Sanding might not spark joy in my heart, but you know what does? This smooth, glossy finish on our new cabinet doors! Here’s the scoop on how to sand efficiently and tips for sanding supplies that make the job easier.
Is Sanding Really Necessary?
The answer to that question depends on the project. I usually sand before I paint any type of wood project. However, the condition of wood (painted, stained, raw, old, new, rough, etc…) really determines how heavily you’ll need to sand. There are a few specialized paints that can sometimes be used without sanding (like General Finishes Milk Paint), but I am honestly not sure how they hold up over time. I prefer to spend a little time sanding before painting. Just to make sure the paint will really adhere to the surface and justify whatever time I’m investing in a project.
Since I’m aiming for a “factory finish” on my new cabinet doors, which just means super smooth, I’m paying extra attention to sanding. I’ve lightly sanded each door at least three times: first the raw wood before painting primer, then after primer, and again after the first coat of paint. Whew! On a few doors, I’ve also sanded out a few flaws in the paint and repainted. The good news is that they look awesome. It’s worth it, I promise.
When to use an Orbital or Palm Sander
If you’re tackling a big project, like repainting kitchen cabinets, then it’s worth investing in a palm sander or orbital sander. You’ll still need to sand the details by hand, but an electric sander will make this project go SO MUCH faster. Also, you don’t need to sand down to bare wood. My rule of thumb is to sand until the finish is no longer shiny, so the new paint will adhere to the old surface. When I first painted our original, stained kitchen cabinets, my sanding supplies included a DeWalt palm sander and 220 grit sandpaper to tackle the flat panels and frames of the doors. I then used sanding blocks, or squares of leftover 220 grit paper to sand the inside details of each panel.
One palm sander tip: sandpaper comes in large, rectangular sheets, which can be cut to exactly fit the sander. If you carefully tear it into quarters, each part will fit on the palm sander pad and you won’t have any wasted paper. This is a good sandpaper.
Invest in Sanding Blocks
Sanding blocks are my favorite tool for almost any sanding project. Whether you’re mainly using an electric sander for a big project, or just need to do a light sand on a small piece, you’ll probably need to sand something by hand. This is where sanding blocks come in handy. (Ha!)
Blocks are so much easier to handle and grip than sheets of sandpaper.
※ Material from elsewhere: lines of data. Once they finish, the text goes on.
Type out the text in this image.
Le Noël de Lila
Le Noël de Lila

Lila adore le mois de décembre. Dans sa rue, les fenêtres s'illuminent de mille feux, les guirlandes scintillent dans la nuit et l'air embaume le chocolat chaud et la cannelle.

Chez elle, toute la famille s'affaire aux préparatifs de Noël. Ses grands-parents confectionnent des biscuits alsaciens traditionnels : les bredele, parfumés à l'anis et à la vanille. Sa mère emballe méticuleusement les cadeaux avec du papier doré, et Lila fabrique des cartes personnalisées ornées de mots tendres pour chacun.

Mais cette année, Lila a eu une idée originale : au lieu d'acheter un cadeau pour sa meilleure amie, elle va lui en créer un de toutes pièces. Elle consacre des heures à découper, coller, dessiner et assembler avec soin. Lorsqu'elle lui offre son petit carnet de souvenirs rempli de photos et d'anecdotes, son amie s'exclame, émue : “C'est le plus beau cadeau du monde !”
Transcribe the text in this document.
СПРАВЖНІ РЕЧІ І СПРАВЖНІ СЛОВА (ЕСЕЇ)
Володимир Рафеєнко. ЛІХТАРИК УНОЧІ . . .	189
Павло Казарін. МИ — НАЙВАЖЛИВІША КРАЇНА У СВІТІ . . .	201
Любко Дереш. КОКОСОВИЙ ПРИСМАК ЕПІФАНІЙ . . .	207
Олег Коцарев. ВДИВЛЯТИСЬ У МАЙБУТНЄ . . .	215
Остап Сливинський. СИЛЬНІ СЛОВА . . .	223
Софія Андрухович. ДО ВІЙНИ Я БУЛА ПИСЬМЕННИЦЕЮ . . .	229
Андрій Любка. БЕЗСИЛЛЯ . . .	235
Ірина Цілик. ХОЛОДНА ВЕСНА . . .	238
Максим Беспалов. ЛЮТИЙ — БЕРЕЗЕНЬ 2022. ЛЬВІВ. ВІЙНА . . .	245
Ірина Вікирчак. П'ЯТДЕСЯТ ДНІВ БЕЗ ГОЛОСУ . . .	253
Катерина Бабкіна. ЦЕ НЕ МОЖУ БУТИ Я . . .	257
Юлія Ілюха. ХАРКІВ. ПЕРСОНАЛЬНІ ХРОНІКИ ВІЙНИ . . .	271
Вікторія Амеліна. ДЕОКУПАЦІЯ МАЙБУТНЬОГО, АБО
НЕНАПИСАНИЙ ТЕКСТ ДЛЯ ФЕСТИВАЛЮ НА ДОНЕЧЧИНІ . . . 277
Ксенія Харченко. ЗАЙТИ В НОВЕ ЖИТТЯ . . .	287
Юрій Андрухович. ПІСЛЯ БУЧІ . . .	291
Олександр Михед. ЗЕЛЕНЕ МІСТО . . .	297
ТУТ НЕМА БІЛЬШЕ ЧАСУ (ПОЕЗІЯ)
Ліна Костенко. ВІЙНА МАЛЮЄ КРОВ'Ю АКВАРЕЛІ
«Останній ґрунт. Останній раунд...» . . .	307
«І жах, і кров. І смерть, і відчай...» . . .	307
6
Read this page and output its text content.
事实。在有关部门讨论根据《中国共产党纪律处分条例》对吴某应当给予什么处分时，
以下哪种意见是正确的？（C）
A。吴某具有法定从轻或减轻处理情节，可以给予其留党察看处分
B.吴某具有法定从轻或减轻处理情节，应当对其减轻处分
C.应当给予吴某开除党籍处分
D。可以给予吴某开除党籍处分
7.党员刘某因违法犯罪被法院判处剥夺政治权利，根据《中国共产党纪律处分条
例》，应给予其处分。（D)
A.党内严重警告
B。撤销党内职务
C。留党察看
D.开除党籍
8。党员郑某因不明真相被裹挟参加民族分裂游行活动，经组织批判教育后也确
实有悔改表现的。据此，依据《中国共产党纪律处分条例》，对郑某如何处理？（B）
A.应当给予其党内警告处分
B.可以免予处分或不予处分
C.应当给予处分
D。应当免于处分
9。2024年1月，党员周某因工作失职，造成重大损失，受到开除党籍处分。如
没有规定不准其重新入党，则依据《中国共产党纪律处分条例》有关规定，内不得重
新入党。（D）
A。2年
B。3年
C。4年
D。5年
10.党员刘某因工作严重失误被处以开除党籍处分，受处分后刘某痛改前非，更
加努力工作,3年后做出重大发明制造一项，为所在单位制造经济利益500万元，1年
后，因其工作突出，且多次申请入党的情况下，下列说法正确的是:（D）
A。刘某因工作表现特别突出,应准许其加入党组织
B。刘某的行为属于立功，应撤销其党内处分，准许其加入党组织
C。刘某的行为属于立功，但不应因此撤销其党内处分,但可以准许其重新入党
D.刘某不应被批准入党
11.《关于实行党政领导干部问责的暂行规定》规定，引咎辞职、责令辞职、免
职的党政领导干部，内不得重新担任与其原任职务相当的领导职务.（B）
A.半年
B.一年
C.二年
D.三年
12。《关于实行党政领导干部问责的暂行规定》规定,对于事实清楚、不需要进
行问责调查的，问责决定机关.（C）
They can sand both large, flat panels and small detailed grooves. I recommend investing in brand name blocks because will hold their shape and last longer. Also, you’ll need a bunch if you’re sanding off paint – it gums up sand paper pretty quickly. This is my favorite sanding block.
More Sanding Supplies: Cleaning Cloths
Obviously, you’ll need to clean the dust off your project before painting. To do this effectively, you’ll need a cloth that leaves NO fibers behind, like tack cloth. Previously, I’ve used clean flour sack tea towels, but I wanted something absolutely lint-free for my latest project. I started researching tack cloth, which is slightly sticky and often recommended to remove sanding dust before painting. However, it’s not washable and I decided to try microfiber instead. I bought this pack of cloths for my new cabinet painting project and they are working out great. I wash, air dry, and reuse them with no lint!
So there you go! These are some of my favorite tried and tested sanding supplies. While it’s not my favorite task, sanding is definitely easier when you have the right tools. Let me know if you have suggestions of other great sanding supplies!